A uniformed officer in a high-vis yellow jacket was standing beside one of the police cars, talking with two people: a man and a woman. The man was spraying clipped, heated words at the officer, his voice carrying on the wind. It was Max’s parents, back from Italy, huddled together with their deep, expensive tans. Pip searched him out, but Max wasn’t here. Neither was DI Hawkins.
‘Ridiculous,’ Max’s dad barked, pulling his phone out, his movements rough and angry.
‘Mr Hastings, you have already been shown the signed search warrant. It shouldn’t be too much longer. If you could just calm down.’
Mr Hastings spun on his heels, ramming the phone up to his ear. ‘Epps!’ he barked down into it.
The officer was pivoting too, keeping his eye on Mr Hastings. Pip turned before he could see her down the street, her hair whipping out behind her, shoes scraping on the pavement.
The officer might recognize her and she shouldn’t be seen here. Keep herself on the periphery.
She picked up her heels and started running, back the way she’d come. Another game, another race, and she was winning now.

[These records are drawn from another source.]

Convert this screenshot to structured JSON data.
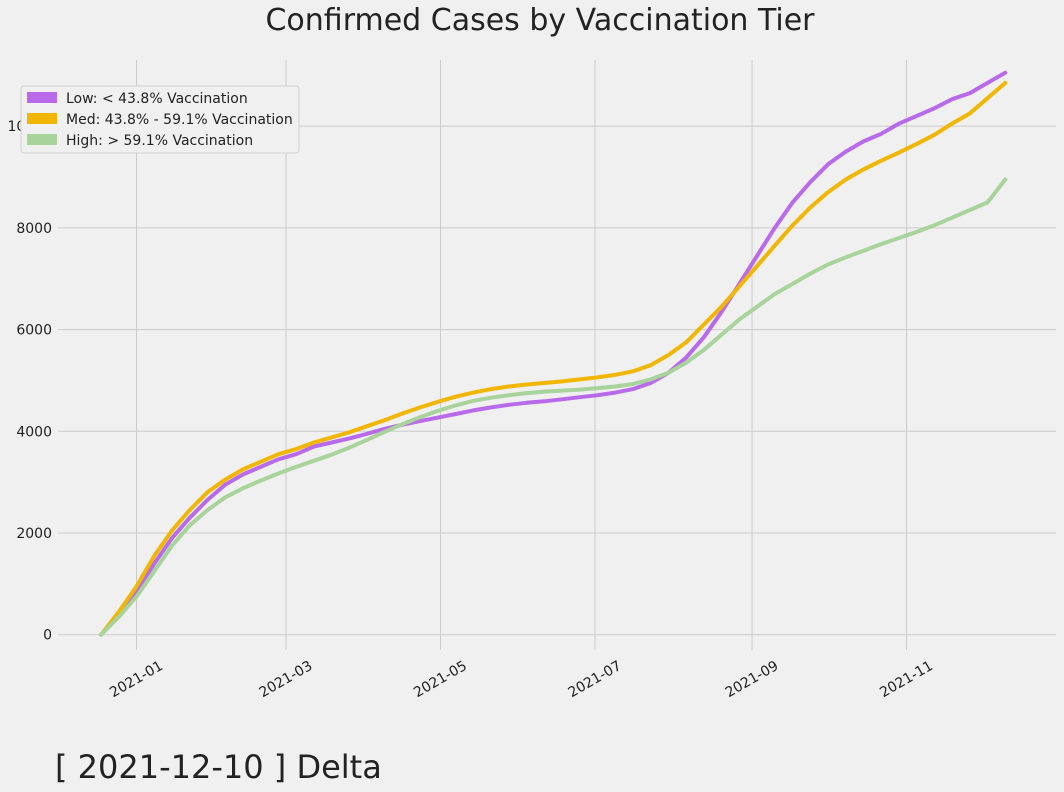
{
  "chart_data": {
    "type": "line",
    "title": "Confirmed Cases by Vaccination Tier",
    "caption": "[ 2021-12-10 ] Delta",
    "xlabel": "",
    "ylabel": "",
    "x_ticks": [
      "2021-01",
      "2021-03",
      "2021-05",
      "2021-07",
      "2021-09",
      "2021-11"
    ],
    "y_ticks": [
      "0",
      "2000",
      "4000",
      "6000",
      "8000",
      "10000"
    ],
    "xlim": [
      "2020-12-01",
      "2021-12-30"
    ],
    "ylim": [
      -300,
      11300
    ],
    "grid": true,
    "legend_position": "upper-left",
    "x": [
      "2020-12-18",
      "2020-12-25",
      "2021-01-01",
      "2021-01-08",
      "2021-01-15",
      "2021-01-22",
      "2021-01-29",
      "2021-02-05",
      "2021-02-12",
      "2021-02-19",
      "2021-02-26",
      "2021-03-05",
      "2021-03-12",
      "2021-03-19",
      "2021-03-26",
      "2021-04-02",
      "2021-04-09",
      "2021-04-16",
      "2021-04-23",
      "2021-04-30",
      "2021-05-07",
      "2021-05-14",
      "2021-05-21",
      "2021-05-28",
      "2021-06-04",
      "2021-06-11",
      "2021-06-18",
      "2021-06-25",
      "2021-07-02",
      "2021-07-09",
      "2021-07-16",
      "2021-07-23",
      "2021-07-30",
      "2021-08-06",
      "2021-08-13",
      "2021-08-20",
      "2021-08-27",
      "2021-09-03",
      "2021-09-10",
      "2021-09-17",
      "2021-09-24",
      "2021-10-01",
      "2021-10-08",
      "2021-10-15",
      "2021-10-22",
      "2021-10-29",
      "2021-11-05",
      "2021-11-12",
      "2021-11-19",
      "2021-11-26",
      "2021-12-03",
      "2021-12-10"
    ],
    "series": [
      {
        "name": "Low: < 43.8% Vaccination",
        "color": "#b86aea",
        "values": [
          0,
          400,
          850,
          1400,
          1900,
          2300,
          2650,
          2950,
          3150,
          3300,
          3450,
          3550,
          3700,
          3780,
          3860,
          3950,
          4050,
          4130,
          4200,
          4270,
          4340,
          4410,
          4470,
          4520,
          4560,
          4590,
          4630,
          4670,
          4710,
          4760,
          4830,
          4950,
          5150,
          5450,
          5850,
          6350,
          6900,
          7450,
          8000,
          8500,
          8900,
          9250,
          9500,
          9700,
          9850,
          10050,
          10200,
          10350,
          10530,
          10650,
          10850,
          11050
        ]
      },
      {
        "name": "Med: 43.8% - 59.1% Vaccination",
        "color": "#f0b600",
        "values": [
          0,
          450,
          950,
          1550,
          2050,
          2450,
          2800,
          3050,
          3250,
          3400,
          3550,
          3650,
          3780,
          3880,
          3980,
          4100,
          4220,
          4350,
          4470,
          4580,
          4680,
          4760,
          4830,
          4880,
          4920,
          4950,
          4980,
          5020,
          5060,
          5110,
          5180,
          5300,
          5500,
          5750,
          6100,
          6450,
          6850,
          7250,
          7650,
          8050,
          8400,
          8700,
          8950,
          9150,
          9320,
          9480,
          9650,
          9830,
          10050,
          10250,
          10550,
          10850
        ]
      },
      {
        "name": "High: > 59.1%  Vaccination",
        "color": "#a8d39a",
        "values": [
          0,
          350,
          750,
          1250,
          1750,
          2150,
          2450,
          2700,
          2880,
          3030,
          3170,
          3300,
          3420,
          3540,
          3680,
          3830,
          3990,
          4140,
          4280,
          4400,
          4510,
          4600,
          4660,
          4710,
          4750,
          4780,
          4800,
          4820,
          4850,
          4880,
          4930,
          5020,
          5150,
          5350,
          5600,
          5900,
          6200,
          6450,
          6700,
          6900,
          7100,
          7280,
          7420,
          7550,
          7680,
          7800,
          7920,
          8050,
          8200,
          8350,
          8500,
          8950
        ]
      }
    ]
  }
}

It wouldn’t be long, it couldn’t be. They’d issued a search warrant for the house. They’d comb through it and they’d find that bloodstained hoodie and the trainers with the zigzag soles in Max’s room; maybe Pip had even seen them being carried out, inside two of those large brown bags. If they had a warrant to search the house, it was likely they also had one to take DNA samples from Max, see if he was a match for those blonde hairs found in dead Jason’s hand and in his river of blood. Maybe that’s where Max was right now.
She rounded the corner, her eyes no longer on her feet but on the grey churning sky. The results of the DNA testing could take several days to come through from the lab, verifying the blood on Max’s clothes and the hairs found on Jason’s body. But once they did, Hawkins would have no choice. The evidence was overwhelming. Pieces shifting on a board, players staring out at each other from their own corners.
Pip picked up her pace, faster and harder, and she could feel it, the end, catching up behind her.
From: [email protected] 11:39
Subject: some news!
Hi Pippa,
I hope you are keeping well! I see from the episode you just released that you have found the case for your third season, or rather it found you. Such a tragedy, and poor Mr Bell! I really hope you find who did this to him.
I understand totally why this case had to take priority over looking into Billy and the DT Killer case, but I had some news this morning and I thought you would like to know. Apparently, Billy’s case is under review! There is some new evidence that has come to light. I don’t know all the details yet but it sounds like it’s big – new DNA or fingerprint evidence. That’s why everyone is suddenly taking an interest. I wonder if they’ve finally identified the unknown fingerprint that was found on Melissa Denny, the second victim.
These things take time, I’m sure, but a lawyer from the Innocence Project has been in touch with Billy about filing a motion to the CCRC to overturn his conviction. So, it seems as though the police may think they’ve found the real DT Killer, or at least they’ve found enough evidence that Billy’s conviction is no longer ‘safe’ – that’s the terminology, I looked it up.